Şükür ki, elde - avuçta ne kadar manken varsa, hepsini telef etmeden "araştırmacı - gazeteci - yazar" Fatma Girik, doktoru tacize düşürdü. Sadece düşürmekle kalmadı, bu "tarihsel anı" görüntülemeyi de başardı.
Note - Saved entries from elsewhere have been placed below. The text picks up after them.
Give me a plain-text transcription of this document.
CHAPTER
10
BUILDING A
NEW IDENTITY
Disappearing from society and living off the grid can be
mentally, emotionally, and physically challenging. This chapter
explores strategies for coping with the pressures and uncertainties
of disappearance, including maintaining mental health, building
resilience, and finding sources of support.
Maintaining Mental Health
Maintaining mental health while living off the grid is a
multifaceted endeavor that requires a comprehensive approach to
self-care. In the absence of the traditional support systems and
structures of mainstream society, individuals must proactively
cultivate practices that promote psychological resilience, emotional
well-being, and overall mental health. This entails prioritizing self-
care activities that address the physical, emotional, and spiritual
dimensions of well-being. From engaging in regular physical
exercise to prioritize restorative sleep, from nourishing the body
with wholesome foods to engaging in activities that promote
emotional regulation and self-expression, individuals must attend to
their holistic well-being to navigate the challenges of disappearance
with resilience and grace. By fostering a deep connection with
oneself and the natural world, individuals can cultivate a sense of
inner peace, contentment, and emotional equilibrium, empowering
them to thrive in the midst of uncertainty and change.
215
Ve şimdi, başta Başkent Ankara olmak üzere, tüm yurtta, Kuzey Kıbrıs Türk Cumhuriyeti'nde, Orta Asya Türk cumhuriyetlerinde, dış temsilciliklerimizde ve "Türk kadını her nerede yaşanıyor ve yaşatılıyorsa", oralarda biliniyor ki; "bu doktor" tacizcidir.
Önce olayın gazetecilik boyutuna bakalım...
Fato, mesleğimizi karalamaya çalışanlara unutamayacakları bir ders vermiştir. "Gazeteci işte" deyip geçenlere, hatta gülenlere, sadece "gazeteci" ve "gazetecilik"in ne olduğunu değil, aynı zamanda "araştırmacı gazetecilik" anlayışının istendiğinde bir ülke için ne denli yararlı sonuçlar doğurabileceğini de kanıtlamıştır! Fato'nun uzun araştırmalar sonucu geliştirdiği şaşmaz planlama ile doktoru "tacizüstü" yapması, Türk kadını için 1934'te elde ettiği seçme ve seçilme hakkından sonraki en büyük dönüm noktasıdır. Girik bu başarısıyla, Türk kadınının geçmişini kurtarmakla kalmamış, geleceğini garanti altına almıştır. Bundan böyle, asker veya sivil hiçbir doktor, Türk kadınını taciz edemeyecektir. Elbette, bu uğurda kendini feda etmekten çekinmeyen, fedakar mankenlerimizin tarihteki yeri de, Nene Hatun'ların yanı olacaktır.
Olayın "etik" boyutuna gelince...
Önemli olan tacizin görüntülenmesidir. Kamu yararı ve genel ahlak söz konusu olduğunda etik değerler gözardı edilebilir. Nitekim, hadisenin açıkça orta yere koyduğu, toplumsal, siyasal ve kültürel fayda, gazetecilik etiğiyle kıyaslanmayacak ölçüde büyüktür. Hal böyle olunca, tacizin, konu mankeni marifetiyle de olsa, gizli veya açık, sabit veya aktüel kamerayla tespitinin önemi yoktur.
Kaldı ki, RTÜK, IV. Murat'ın torunları olmanın bilinci içinde yayın hayatına girmiş veya girmeyi planlayan tüm televizyonlara, "ekran karartma" cezasıyla haddini bildirerek meslek etiğini yerlerde sürünmekten kurtarmıştır. RTÜK, ne ceza verirse versin, Türk kadınının geçmişi ve geleceği söz konusu olduğunda, erkek veya kadın, araştırmacı veya değil, anadan doğma veya sonradan olma, hangisi olursa olsun bir gazetecinin gözünü kırpmadan Fato'nun yaptığını yapması bir yerde hem hakkı, hem ödevi, hem de görevidir! Bu meslek, ancak bu nev'i zihniyeti taşıyan gazetecilerin omuzlarında yükselecektir!
Bu tarihi taciz hadisesinden ders alması gereken meslek gruplarından biri gazetecilikse, diğeri de doktorluktur. Gerek pratisyen, gerekse uzman olsun... Eğer bir kişi doktorsa, muayenehanesine gelecek bir bayanın, "hasta" mı, "konu mankeni" mi olduğuna karar vermeden önce, yerkürede bir gazetecilik mesleği ve bu mesleğin Fato gibi araştırmacı mensupları olduğunu mutlaka aklından geçirecektir. Ve taciz olayının Cüneyt Arkın değil de, Fatma Girik tarafından takip ediliyor olmasına şükredecektir.
Hadise her yönüyle fevkalade faydalı olmuştur!